4. AED Training: Automated external defibrillators, or AEDs for for short, are life saving devices that can be used by anyone with proper training. Many hospital, school, and nursing home employees are required to know how to operate an AED. Training may even be provided by your employer.
5. Licensed Practical Nurse: An LPN is the next step on the way to a career in nursing. Each state is slightly different, but most LPN programs are one year in length, culminating with a state exam and licensure. Luckily, much of what you learned to earn your CNA certification can be applied to your LPN degree. Most LPNs work in long term and dementia care facilities, as opposed to hospitals, but you are one step closer to getting the job of your dreams. Plus, you can work as an LPN while studying to become an RN.
6. Registered Nurse: A registered nurse, or RN, is a two year degree, usually at a community college. The schedule of both classroom time and practicum time is extensive. But, if you are already working in the medical field as a CNA or LPN, you can usually arrange a more flexible class schedule. Upon completion of your studies, you will need to pass a state exam, often referred to as state boards or simply boards, in order to obtain your nursing license. Nurses are also required to take continuing education classes each year to stay abreast of advancements in the field.

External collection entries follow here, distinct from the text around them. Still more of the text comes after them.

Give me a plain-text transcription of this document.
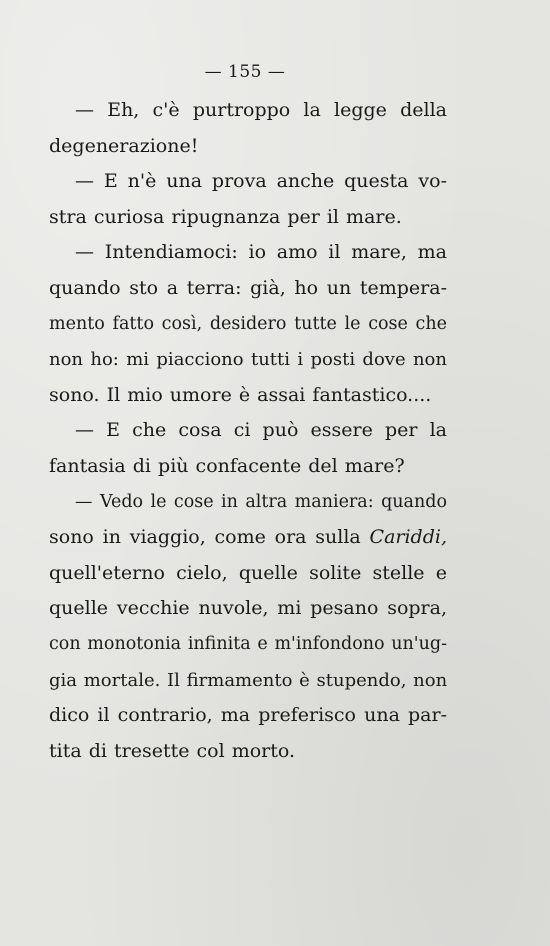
— 155 —
— Eh, c'è purtroppo la legge della
degenerazione!
— E n'è una prova anche questa vo-
stra curiosa ripugnanza per il mare.
— Intendiamoci: io amo il mare, ma
quando sto a terra: già, ho un tempera-
mento fatto così, desidero tutte le cose che
non ho: mi piacciono tutti i posti dove non
sono. Il mio umore è assai fantastico....
— E che cosa ci può essere per la
fantasia di più confacente del mare?
— Vedo le cose in altra maniera: quando
sono in viaggio, come ora sulla Cariddi,
quell'eterno cielo, quelle solite stelle e
quelle vecchie nuvole, mi pesano sopra,
con monotonia infinita e m'infondono un'ug-
gia mortale. Il firmamento è stupendo, non
dico il contrario, ma preferisco una par-
tita di tresette col morto.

7. Bachelor's in Nursing: While earning your RN status may be your original goal, it is very easy to push yourself a little bit further and achieve a bachelor's degree in nursing. In fact, there are many 'RN to BSN' online programs that make this incredibly convenient and easy. Earning a bachelor's degree may not be a requirement for your employment, but it is always a wise decision. In fact, it may help you to move into a management position later in your career.
A career in nursing may seem like a lofty goal but, if you break it down into easily accomplished steps, you can do it.